Staking, yield farming, and other decentralised finance (DeFi) activities are not explicitly defined or regulated under Malta’s MiCA Act, which transposes the MiCA Regulation. Instead, their treatment depends on whether they involve regulated cryptoasset services or fall within broader financial regulations. Staking, often seen in proof-of-stake consensus mechanisms, and yield farming, typically involving liquidity provision for rewards, may be assessed as investment products if they exhibit characteristics of collective investment schemes under Directive 2011/61/EU or financial instruments under Directive 2014/65/EU, potentially triggering licensing under those frameworks rather than MiCA.

Platforms facilitating these services require MFSA registration as CASPs if they provide custody, exchange, or portfolio management, unless the protocol is fully decentralised.
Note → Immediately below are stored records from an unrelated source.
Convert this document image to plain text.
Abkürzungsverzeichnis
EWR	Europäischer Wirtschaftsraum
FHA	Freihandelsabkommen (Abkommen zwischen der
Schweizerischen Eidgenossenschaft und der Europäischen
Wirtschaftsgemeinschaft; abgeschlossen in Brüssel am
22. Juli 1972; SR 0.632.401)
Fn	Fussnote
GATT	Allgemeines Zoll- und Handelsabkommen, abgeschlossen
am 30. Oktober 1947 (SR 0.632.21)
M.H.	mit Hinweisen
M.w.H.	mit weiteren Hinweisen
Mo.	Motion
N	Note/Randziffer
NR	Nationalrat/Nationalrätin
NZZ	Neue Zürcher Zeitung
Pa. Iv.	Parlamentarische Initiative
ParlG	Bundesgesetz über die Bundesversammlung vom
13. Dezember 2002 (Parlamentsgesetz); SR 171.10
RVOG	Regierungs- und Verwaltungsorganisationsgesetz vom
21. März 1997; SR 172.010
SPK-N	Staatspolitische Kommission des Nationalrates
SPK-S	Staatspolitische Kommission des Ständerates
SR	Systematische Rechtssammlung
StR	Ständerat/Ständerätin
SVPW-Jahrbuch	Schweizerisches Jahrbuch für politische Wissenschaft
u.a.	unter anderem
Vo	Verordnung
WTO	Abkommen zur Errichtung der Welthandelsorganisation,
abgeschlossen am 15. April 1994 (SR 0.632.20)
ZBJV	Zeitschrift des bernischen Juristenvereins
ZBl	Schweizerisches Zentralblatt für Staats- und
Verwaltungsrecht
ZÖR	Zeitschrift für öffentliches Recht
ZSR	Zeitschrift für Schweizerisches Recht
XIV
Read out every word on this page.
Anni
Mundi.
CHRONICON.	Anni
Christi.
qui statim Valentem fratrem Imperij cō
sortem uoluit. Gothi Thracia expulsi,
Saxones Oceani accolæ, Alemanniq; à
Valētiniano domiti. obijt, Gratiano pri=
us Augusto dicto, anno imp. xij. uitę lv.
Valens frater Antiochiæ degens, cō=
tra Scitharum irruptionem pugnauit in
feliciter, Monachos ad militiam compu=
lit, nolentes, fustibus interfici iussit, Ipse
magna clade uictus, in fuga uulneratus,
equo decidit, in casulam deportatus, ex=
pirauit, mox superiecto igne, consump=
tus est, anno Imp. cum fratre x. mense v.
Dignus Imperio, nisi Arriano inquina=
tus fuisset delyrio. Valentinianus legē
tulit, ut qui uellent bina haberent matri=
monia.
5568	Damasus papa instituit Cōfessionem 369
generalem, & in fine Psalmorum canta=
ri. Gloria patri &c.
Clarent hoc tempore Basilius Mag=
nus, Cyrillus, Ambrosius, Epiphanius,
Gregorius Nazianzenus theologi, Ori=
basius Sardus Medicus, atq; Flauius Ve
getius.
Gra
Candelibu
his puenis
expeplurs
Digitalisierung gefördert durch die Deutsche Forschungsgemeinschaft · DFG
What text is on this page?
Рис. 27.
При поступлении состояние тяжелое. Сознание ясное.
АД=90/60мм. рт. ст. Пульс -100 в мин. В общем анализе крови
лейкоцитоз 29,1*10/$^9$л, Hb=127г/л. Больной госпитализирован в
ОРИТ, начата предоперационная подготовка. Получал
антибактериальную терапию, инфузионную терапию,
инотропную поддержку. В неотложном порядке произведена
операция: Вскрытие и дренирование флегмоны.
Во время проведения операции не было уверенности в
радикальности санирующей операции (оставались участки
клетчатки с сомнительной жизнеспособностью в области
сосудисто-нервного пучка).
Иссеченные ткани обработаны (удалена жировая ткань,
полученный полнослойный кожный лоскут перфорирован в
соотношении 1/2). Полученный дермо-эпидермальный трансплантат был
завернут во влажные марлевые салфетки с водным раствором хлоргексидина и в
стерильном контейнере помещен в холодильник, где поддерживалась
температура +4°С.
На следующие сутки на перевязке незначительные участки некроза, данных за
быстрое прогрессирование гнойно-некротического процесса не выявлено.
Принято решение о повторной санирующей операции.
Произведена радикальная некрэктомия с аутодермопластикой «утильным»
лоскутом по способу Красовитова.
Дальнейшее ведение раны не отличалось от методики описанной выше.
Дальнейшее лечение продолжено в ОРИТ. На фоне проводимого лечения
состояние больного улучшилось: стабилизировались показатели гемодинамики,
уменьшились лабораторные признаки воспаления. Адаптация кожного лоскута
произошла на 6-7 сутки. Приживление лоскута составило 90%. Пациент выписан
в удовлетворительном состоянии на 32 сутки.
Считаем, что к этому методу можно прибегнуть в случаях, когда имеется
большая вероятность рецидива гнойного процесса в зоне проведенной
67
As outlined in Recital 22 of MiCA, full decentralisation (meaning no single entity controls the protocol or provides essential services) places activities outside MiCA’s scope, treating them as a “common good” resource on permissionless DLT. However, it is to be expected that European regulators would publish further interpretative notes to ensure a harmonised interpretative approach towards what is to be deemed “fully decentralised without any intermediary in place” so as to ensure harmonisation.

The MFSA regularly issues circulars to the industry, with updates on authorisation procedures, supervisory expectations under MiCA and practical compliance measures. Malta is actively consulting on niche areas, such as the tokenisation of collective investment schemes, with MFSA position papers and event briefings outlining future integration of blockchain and DLT within collective investment regimes. This paper is part of Malta’s efforts to align with the EU’s broader digital finance agenda, particularly MiCA and the DLT Pilot Regime. Malta continues to align local supervisory practices with EU-wide standards, evidenced by harmonised reporting requirements, such as the CASP return, increased AML compliance and collaborative consultations with European authorities, such as the ESMA and the EBA.